As with the use of the logit or probit model for a binary dependent variable, the fundamental reason to use the TRM model is to avoid boundary violations. Given that the distributional assumption has already determined an admissible region of the dependent variable, any solution that generates an out-of-bounds predicted value is ineligible and regarded as a failed estimate. While this problem is common for the binary dependent variable (Aldrich and Nelson, 1984), little attention is paid to the TRM model. If the widespread belief in political science is that the logit or probit model should be applied to a binary dependent variable, the same conclusion should be made about the TRM model for a truncated normal dependent variable.
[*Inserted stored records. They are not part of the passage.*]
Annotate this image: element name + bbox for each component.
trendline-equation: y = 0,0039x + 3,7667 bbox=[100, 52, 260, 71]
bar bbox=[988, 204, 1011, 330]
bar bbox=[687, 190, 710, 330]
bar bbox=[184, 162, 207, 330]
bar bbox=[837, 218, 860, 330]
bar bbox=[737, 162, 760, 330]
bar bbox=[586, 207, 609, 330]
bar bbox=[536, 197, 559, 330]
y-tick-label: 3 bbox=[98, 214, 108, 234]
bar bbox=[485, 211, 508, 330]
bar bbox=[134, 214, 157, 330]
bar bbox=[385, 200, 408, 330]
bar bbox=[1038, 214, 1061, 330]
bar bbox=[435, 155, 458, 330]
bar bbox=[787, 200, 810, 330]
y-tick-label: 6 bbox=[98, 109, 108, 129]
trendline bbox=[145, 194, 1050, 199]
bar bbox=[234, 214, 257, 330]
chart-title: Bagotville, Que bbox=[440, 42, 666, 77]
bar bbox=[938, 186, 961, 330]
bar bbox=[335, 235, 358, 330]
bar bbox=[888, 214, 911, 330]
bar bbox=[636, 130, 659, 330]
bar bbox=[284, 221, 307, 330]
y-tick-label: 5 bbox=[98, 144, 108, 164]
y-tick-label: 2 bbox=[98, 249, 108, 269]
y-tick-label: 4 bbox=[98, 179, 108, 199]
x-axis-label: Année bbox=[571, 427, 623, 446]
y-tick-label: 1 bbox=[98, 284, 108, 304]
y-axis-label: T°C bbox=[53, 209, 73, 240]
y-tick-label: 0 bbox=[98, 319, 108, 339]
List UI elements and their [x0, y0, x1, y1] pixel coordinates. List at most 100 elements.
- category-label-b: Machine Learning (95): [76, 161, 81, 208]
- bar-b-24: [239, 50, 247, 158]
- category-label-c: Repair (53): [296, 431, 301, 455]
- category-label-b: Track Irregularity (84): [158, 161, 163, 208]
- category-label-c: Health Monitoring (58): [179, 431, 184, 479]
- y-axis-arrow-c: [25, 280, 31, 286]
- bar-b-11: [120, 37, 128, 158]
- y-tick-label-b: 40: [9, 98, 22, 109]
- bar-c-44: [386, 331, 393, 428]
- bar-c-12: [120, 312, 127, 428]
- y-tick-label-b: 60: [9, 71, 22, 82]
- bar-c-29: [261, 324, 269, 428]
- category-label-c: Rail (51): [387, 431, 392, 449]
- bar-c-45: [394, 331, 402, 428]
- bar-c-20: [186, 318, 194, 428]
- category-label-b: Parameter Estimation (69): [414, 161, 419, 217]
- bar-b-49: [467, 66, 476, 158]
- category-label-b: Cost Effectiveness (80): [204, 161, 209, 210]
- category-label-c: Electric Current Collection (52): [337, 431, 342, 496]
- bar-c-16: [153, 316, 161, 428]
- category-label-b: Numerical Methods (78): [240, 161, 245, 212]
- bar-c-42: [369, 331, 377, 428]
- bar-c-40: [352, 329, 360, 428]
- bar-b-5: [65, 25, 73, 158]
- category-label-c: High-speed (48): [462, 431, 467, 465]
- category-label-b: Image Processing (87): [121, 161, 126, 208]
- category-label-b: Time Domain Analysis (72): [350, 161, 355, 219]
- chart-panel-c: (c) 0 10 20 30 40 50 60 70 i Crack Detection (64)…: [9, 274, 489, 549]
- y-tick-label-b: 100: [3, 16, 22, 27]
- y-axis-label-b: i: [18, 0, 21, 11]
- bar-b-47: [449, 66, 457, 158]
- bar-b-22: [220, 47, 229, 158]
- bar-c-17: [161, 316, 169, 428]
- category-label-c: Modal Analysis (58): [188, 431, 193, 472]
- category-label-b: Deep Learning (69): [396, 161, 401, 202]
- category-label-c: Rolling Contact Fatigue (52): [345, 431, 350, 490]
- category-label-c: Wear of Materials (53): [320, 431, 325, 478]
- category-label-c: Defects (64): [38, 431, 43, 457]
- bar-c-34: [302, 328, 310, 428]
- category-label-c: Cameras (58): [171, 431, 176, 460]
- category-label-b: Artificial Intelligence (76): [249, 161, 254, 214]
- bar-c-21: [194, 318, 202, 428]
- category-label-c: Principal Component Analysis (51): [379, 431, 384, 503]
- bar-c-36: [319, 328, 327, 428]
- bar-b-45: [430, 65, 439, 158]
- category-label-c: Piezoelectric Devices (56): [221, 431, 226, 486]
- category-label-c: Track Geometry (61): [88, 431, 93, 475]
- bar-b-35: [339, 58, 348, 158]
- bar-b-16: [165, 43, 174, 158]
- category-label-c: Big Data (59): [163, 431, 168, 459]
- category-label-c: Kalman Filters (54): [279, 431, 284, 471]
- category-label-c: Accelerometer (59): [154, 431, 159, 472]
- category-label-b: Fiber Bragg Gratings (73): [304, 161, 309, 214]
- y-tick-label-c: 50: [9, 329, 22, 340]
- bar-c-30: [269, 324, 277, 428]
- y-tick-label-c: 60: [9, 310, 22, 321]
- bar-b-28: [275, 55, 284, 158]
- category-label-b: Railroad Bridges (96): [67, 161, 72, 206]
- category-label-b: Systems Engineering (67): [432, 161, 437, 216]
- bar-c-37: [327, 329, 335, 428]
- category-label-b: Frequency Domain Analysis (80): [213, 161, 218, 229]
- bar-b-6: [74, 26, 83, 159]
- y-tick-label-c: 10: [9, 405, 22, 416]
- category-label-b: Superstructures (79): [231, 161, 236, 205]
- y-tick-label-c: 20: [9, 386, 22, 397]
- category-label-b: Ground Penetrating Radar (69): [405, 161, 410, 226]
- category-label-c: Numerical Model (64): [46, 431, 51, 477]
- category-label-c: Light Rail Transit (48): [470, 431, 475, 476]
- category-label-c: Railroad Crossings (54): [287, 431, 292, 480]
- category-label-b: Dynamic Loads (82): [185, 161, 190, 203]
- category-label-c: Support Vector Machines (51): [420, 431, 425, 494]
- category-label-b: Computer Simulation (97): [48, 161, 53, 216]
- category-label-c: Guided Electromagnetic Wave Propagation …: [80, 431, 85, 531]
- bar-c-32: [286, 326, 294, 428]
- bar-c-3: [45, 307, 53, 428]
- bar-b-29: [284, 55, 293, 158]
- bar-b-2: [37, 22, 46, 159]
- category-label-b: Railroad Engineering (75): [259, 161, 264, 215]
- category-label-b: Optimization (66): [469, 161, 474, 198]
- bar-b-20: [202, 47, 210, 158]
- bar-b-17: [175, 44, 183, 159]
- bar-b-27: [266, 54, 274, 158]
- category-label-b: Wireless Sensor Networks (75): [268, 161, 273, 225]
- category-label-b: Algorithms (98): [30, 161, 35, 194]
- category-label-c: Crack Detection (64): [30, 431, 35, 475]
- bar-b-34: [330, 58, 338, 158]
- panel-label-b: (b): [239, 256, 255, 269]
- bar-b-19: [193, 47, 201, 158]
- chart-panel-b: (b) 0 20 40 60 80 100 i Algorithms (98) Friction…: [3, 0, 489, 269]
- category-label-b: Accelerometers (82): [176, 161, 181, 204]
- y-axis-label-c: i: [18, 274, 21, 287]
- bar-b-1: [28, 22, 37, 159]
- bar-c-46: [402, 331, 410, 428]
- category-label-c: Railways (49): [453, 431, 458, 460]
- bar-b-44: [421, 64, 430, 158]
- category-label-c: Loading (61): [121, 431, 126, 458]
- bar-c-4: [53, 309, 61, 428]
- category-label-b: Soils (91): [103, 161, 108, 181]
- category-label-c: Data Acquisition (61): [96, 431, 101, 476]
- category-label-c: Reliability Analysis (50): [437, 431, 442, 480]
While we may never know why political scientists seldom use the TRM model,3 a possible reason stems from the fact that, unlike the logit or probit model, TRM cannot solve the problem of boundary violations. (Orme and Ruud, 2002, 213) Empirical applications show that "The truncated normal model routinely defied convergence and, as often as not, produced nonsense estimates." (Greene, 1999, 158, n60) To validate this concern, we investigated three political science studies and found that they all suffer from boundary violations by either the OLS or TRM model.
3 Political scientists, on the other hand, do pay more attention to the censored regression and the sample-selected model. Unlike these two models, the analytical purpose of the TRM model is not to recover the information of the underlying untruncated normal distribution, nor to correct the selection bias. Rather, the main task is to derive the best parameter estimates from the eligible parameter space. In econometrics, many efforts have been made in the theoretical study of the maximum likelihood estimator for the TRM model. See Olsen (1978), Orme (1989), Hausman and Wise (1977), Chung and Goldberger (1984), and Greene (1983).